Call them what you want, these sports metaphors all represent a moment where a “gimme” becomes anything but. It’s when you two-putt from three feet away. It’s the moment where the basic table stakes of business — continuity — breaks down because of poor human communication.
It’s painful.
It’s embarrassing.
It has direct financial consequences.
This picture is a screenshot from a (dis)ideation video that I made yesterday for Mike Vladimer at Nascent who is helping me work on a new business idea which I’ve code-named “Historiq”.
The idea of this (dis)ideation exercise is to separate “people in pain” from whatever my idea currently happens to be (in this moment) about the product I maybe want to build.
As an interface designer and UX professional, I am acutely aware of the fact that I could tinker all damn day on a UI making a product — create new features, give it a cute little brand, build countless screens, probably even have AI help me do all that fast and cheap.
In other words, totally sell myself on my own bullish*t about how good my idea is.
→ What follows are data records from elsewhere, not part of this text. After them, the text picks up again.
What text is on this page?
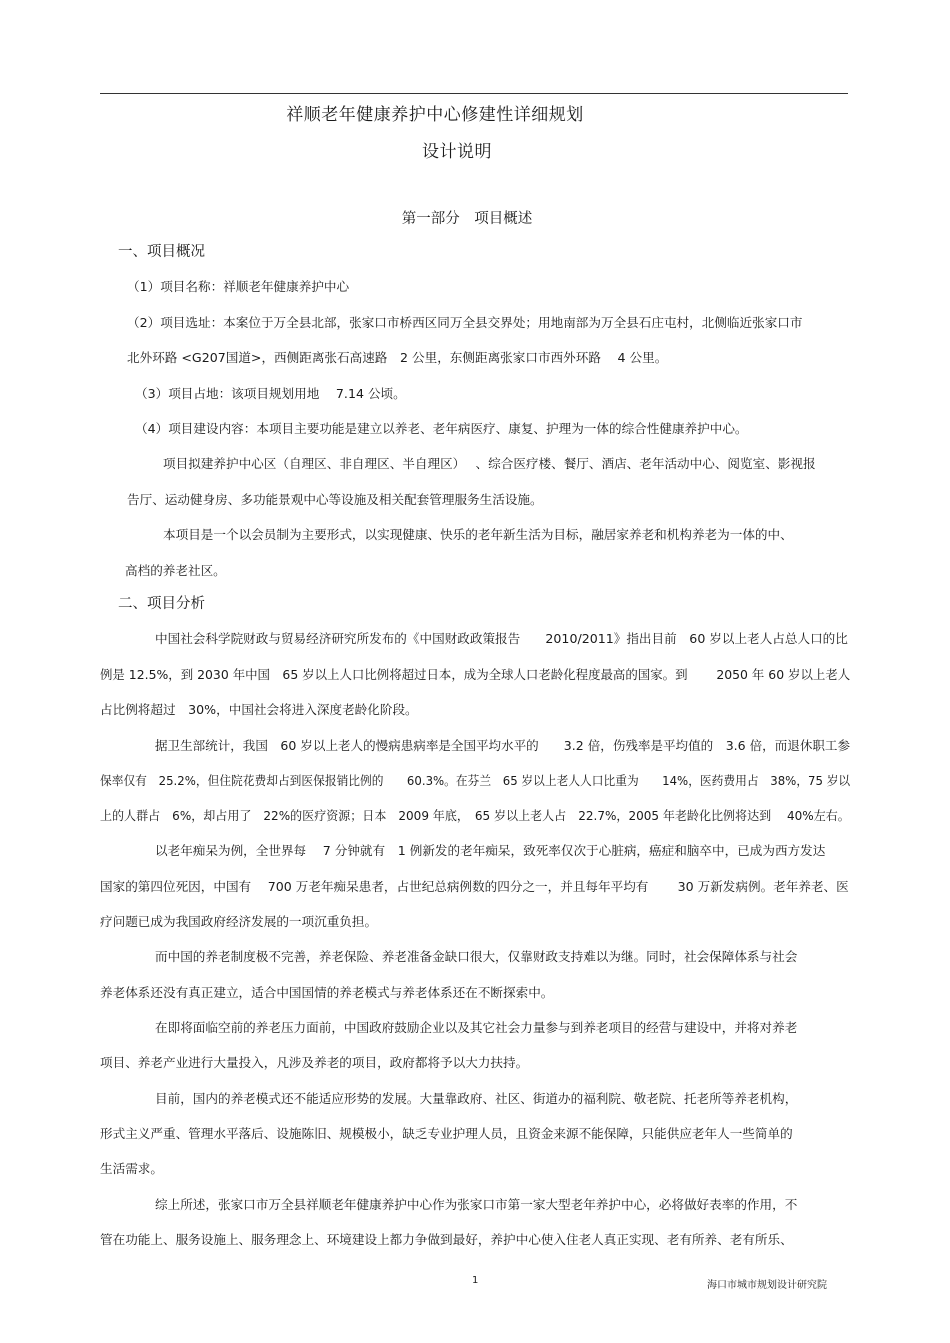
祥顺老年健康养护中心修建性详细规划
设计说明
第一部分　项目概述
一、项目概况
（1）项目名称：祥顺老年健康养护中心
（2）项目选址：本案位于万全县北部，张家口市桥西区同万全县交界处；用地南部为万全县石庄屯村，北侧临近张家口市
北外环路 <G207国道>，西侧距离张石高速路　2 公里，东侧距离张家口市西外环路　 4 公里。
（3）项目占地：该项目规划用地　 7.14 公顷。
（4）项目建设内容：本项目主要功能是建立以养老、老年病医疗、康复、护理为一体的综合性健康养护中心。
项目拟建养护中心区（自理区、非自理区、半自理区）　 、综合医疗楼、餐厅、酒店、老年活动中心、阅览室、影视报
告厅、运动健身房、多功能景观中心等设施及相关配套管理服务生活设施。
本项目是一个以会员制为主要形式，以实现健康、快乐的老年新生活为目标，融居家养老和机构养老为一体的中、
高档的养老社区。
二、项目分析
中国社会科学院财政与贸易经济研究所发布的《中国财政政策报告　　2010/2011》指出目前　60 岁以上老人占总人口的比
例是 12.5%，到 2030 年中国　65 岁以上人口比例将超过日本，成为全球人口老龄化程度最高的国家。到　　 2050 年 60 岁以上老人
占比例将超过　30%，中国社会将进入深度老龄化阶段。
据卫生部统计，我国　60 岁以上老人的慢病患病率是全国平均水平的　　3.2 倍，伤残率是平均值的　3.6 倍，而退休职工参
保率仅有　25.2%，但住院花费却占到医保报销比例的　　60.3%。在芬兰　65 岁以上老人人口比重为　　14%，医药费用占　38%，75 岁以
上的人群占　6%，却占用了　22%的医疗资源；日本　2009 年底，　65 岁以上老人占　22.7%，2005 年老龄化比例将达到　 40%左右。
以老年痴呆为例，全世界每　 7 分钟就有　1 例新发的老年痴呆，致死率仅次于心脏病，癌症和脑卒中，已成为西方发达
国家的第四位死因，中国有　 700 万老年痴呆患者，占世纪总病例数的四分之一，并且每年平均有　　 30 万新发病例。老年养老、医
疗问题已成为我国政府经济发展的一项沉重负担。
而中国的养老制度极不完善，养老保险、养老准备金缺口很大，仅靠财政支持难以为继。同时，社会保障体系与社会
养老体系还没有真正建立，适合中国国情的养老模式与养老体系还在不断探索中。
在即将面临空前的养老压力面前，中国政府鼓励企业以及其它社会力量参与到养老项目的经营与建设中，并将对养老
项目、养老产业进行大量投入，凡涉及养老的项目，政府都将予以大力扶持。
目前，国内的养老模式还不能适应形势的发展。大量靠政府、社区、街道办的福利院、敬老院、托老所等养老机构，
形式主义严重、管理水平落后、设施陈旧、规模极小，缺乏专业护理人员，且资金来源不能保障，只能供应老年人一些简单的
生活需求。
综上所述，张家口市万全县祥顺老年健康养护中心作为张家口市第一家大型老年养护中心，必将做好表率的作用，不
管在功能上、服务设施上、服务理念上、环境建设上都力争做到最好，养护中心使入住老人真正实现、老有所养、老有所乐、
1	海口市城市规划设计研究院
All of this is delusional.
The idea of (dis)ideation is to intentionally separate (my idea) from (what pain people have) in order to determine what I should be building at the start of a new business. What I want to build doesn’t matter when I have no customers and just a kernel of an idea. My goal is to find people (that I can reasonably get access to) with pain that’s strong enough that they will pay to alleviate it.
My hypothesis: the core “people in pain” to target for my startup are small business owners who have employees in long-term, key roles that are separating from their business after an extended period of time, often because of retirement.
I currently think one of the biggest pain-points business owners face with the prospect of replacing a legacy employee is the *actual financial consequence* of “dropped balls” and the *anxiety/fear associated with thoughts* about bad role/responsibility hand-offs and how that could cost them money.
I think it forces them to make all sorts of unwise decisions like:
👉 Keeping that employee much longer than is productive
👉 Delaying re-hires because they can’t find a 1:1 match
👉 Not replacing people (at all)
👉 Dividing and sprinkling tasks of legacy employees on the org
👉 Hiring a bad replacement in a rush
👉 Generating bad SOPs the next employee can’t use
I think people will pay to make sure their business doesn’t drop balls. At least that’s my working theory.